LES LIVRES D’ARCHITECTURE



Auteur(s) Serlio, Sebastiano
Titre [Libro sesto di tutte le habitationi...]
Adresse  
Localisation Munich, Bayerische Staatsbibliothek, Cod. Icon. 189
Mots matière Architecture civile
Transcription du texte

English

     Dans l’introduction du Livre VII (Il settimo libro d’architettura, 1575, f. a 3v°), Jacopo Strada dit avoir acheté à Serlio à Lyon tous ses dessins avec les textes correspondants. Le manuscrit du Livre VI ainsi que celui du Livre VIII (Della castramentatione di Polibio), également conservé à la Bayerische Staatsbibliothek (Cod. Icon 190), ont dû être vendus ensemble par Serlio à Strada en 1552-1553, en même temps que le manuscrit du Livre VII conservé également à Vienne (Nationalbibliothek Codex S. N. 2649) et ses planches, aujourd’hui détruites (Jansen 1989, p. 207, 213, 215 n. 44). L’une des pages de garde en papier du manuscrit du Livre VIII présente un morceau de papier collé avec une annotation du bibliographe belge Samuel Quiccheberg (1529-1567), lequel s’est occupé de la bibliothèque d’Hans Jakob Fugger en 1558. Or Strada vendit des livres et des manuscrits à Fugger et au duc Albert V de Bavière avant de devenir, en 1564, l’antiquaire attitré de l’empereur Ferdinand Ier d’Autriche. Le duc de Bavière acquit la bibliothèque de Johann Jakob Fugger en 1571 : une autre page de garde en papier du manuscrit du Livre VIII présente les deux ex-libris des ducs de Bavière déjà observés sur le manuscrit du Livre VI. William Bell Dinsmoor a découvert que le papier de ces deux pages de garde avait été fabriqué en Lorraine et utilisé en Allemagne entre 1558 et 1570. Les manuscrits des Livres VI et VIII étaient dans la bibliothèque des ducs de Bavière à partir de 1585, date à laquelle ils furent consultés par Frederich Sustris, peintre de la cour.
Les manuscrits du Livre VI et du Livre VIII restèrent oubliés jusqu’à leur mention en 1924 par Anne-Marie Cetto dans sa thèse sur l’abbé de Saint-Hilarion (1923/24, p. 16, n. 1). L’attribution des deux manuscrits à Serlio fut confirmée à la même époque par Kurt Cassirer. Dinsmoor fut en 1942 le premier chercheur à étudier avec précision les liens entre le manuscrit de Munich et celui de New York.
Bien que Serlio ait mentionné le Livre VI dans le projet de traité détaillé dans l’introduction du Livre IV (1537, f. V) les manuscrits de Munich et de New York furent écrits en France.

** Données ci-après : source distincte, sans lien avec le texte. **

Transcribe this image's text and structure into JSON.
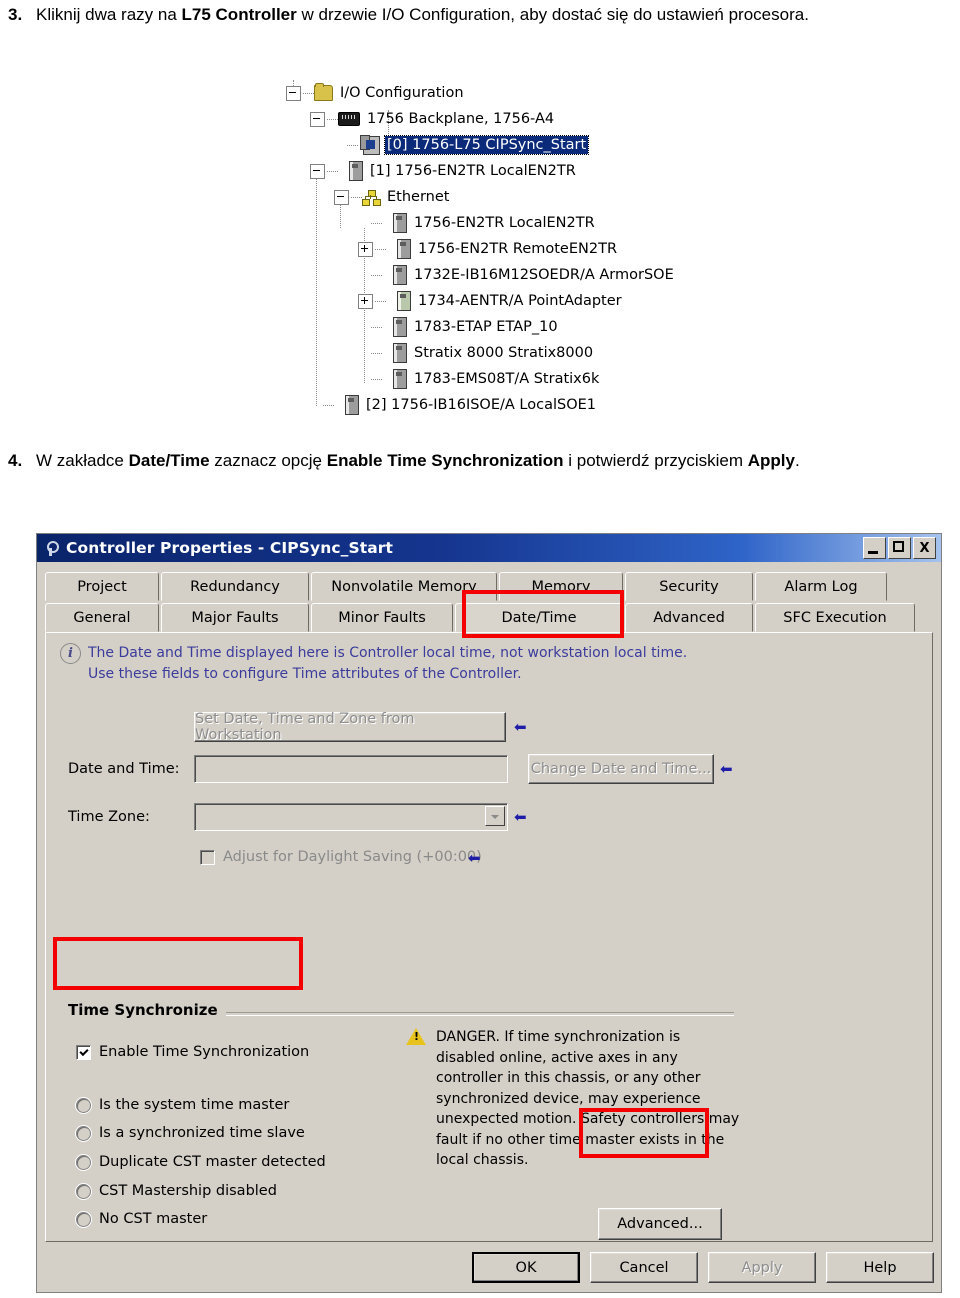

Dans son « Avertissement aux lecteurs » à la fin des Livres I et II (1545, f. 74), Serlio affirme que les trois quarts du Livre VI étaient terminés. Dans le Livre V (1547, f. 33), il déclare qu’il pourra le faire suivre des deux suivants : les livres sur l’habitation (Livre VI) et sur les « accidents » (Livre VII). Dans le Livre VII (p. 1, 94), composé en même temps que le Livre VI, Serlio indique que le livre sur les habitations est achevé et livré au public. Cette dernière déclaration est problématique. Serlio devait se référer aux planches conservées à Vienne (Nationalbibliothek, 72.P 20) qu’il avait préparées pour sa publication. Le Livre VI est aussi mentionné dans deux lettres envoyées au duc Hercule II d’Este en 1546, l’une écrite le 5 mai par Giulio Alvarotti, son ambassadeur auprès de François Ier, et la seconde écrite le 16 octobre par son frère, le cardinal Hyppolite II d’Este, légat du pape en France. Dans la première, Alvarotti dit que le livre sur les habitations est prêt à être publié. Le duc Hercule II d’Este, frère du cardinal, avait financé la publication de la première édition du Livre IV (1537).
Le manuscrit de Munich, exemplaire de présentation exécuté sur vélin, est conçu pour être lu comme un livre imprimé avec les pages de texte placées en face des illustrations. Il n’y a pas de page de titre. Pour désigner les différents projets, Serlio emploie les chiffres romains dans deux séries : I-XL pour les maisons rurales et I-XXII pour les habitations urbaines. Une main plus tardive a précisé les folios dans une série numérotée en chiffres arabes : ff. 1v°-44 pour les habitations rurales et ff. 44v°-73 pour les maisons urbaines. Le recto du premier folio est une introduction à la première partie sur les maisons rurales intitulée Delle habitationi di tutti li grade degli homini furoi della città. Le texte pour les projets I-II est sur le folio 1v° avec le titre « Della casa del povero cittadino per questo gradi della povertà », qui fait face aux illustrations du folio 2. Chaque illustration est placée à droite, avec le texte correspondant sur la gauche. À la différence du manuscrit de l’Avery, tous les folios de texte et d’illustrations ont des titres. Les maisons urbaines s’achèvent au folio 73 ; le verso de ce folio est vierge. On trouve un avertissement au lecteur, « Discorso sopra alcune cose lassate a drieto per la brevita » (ff. 74-74v°).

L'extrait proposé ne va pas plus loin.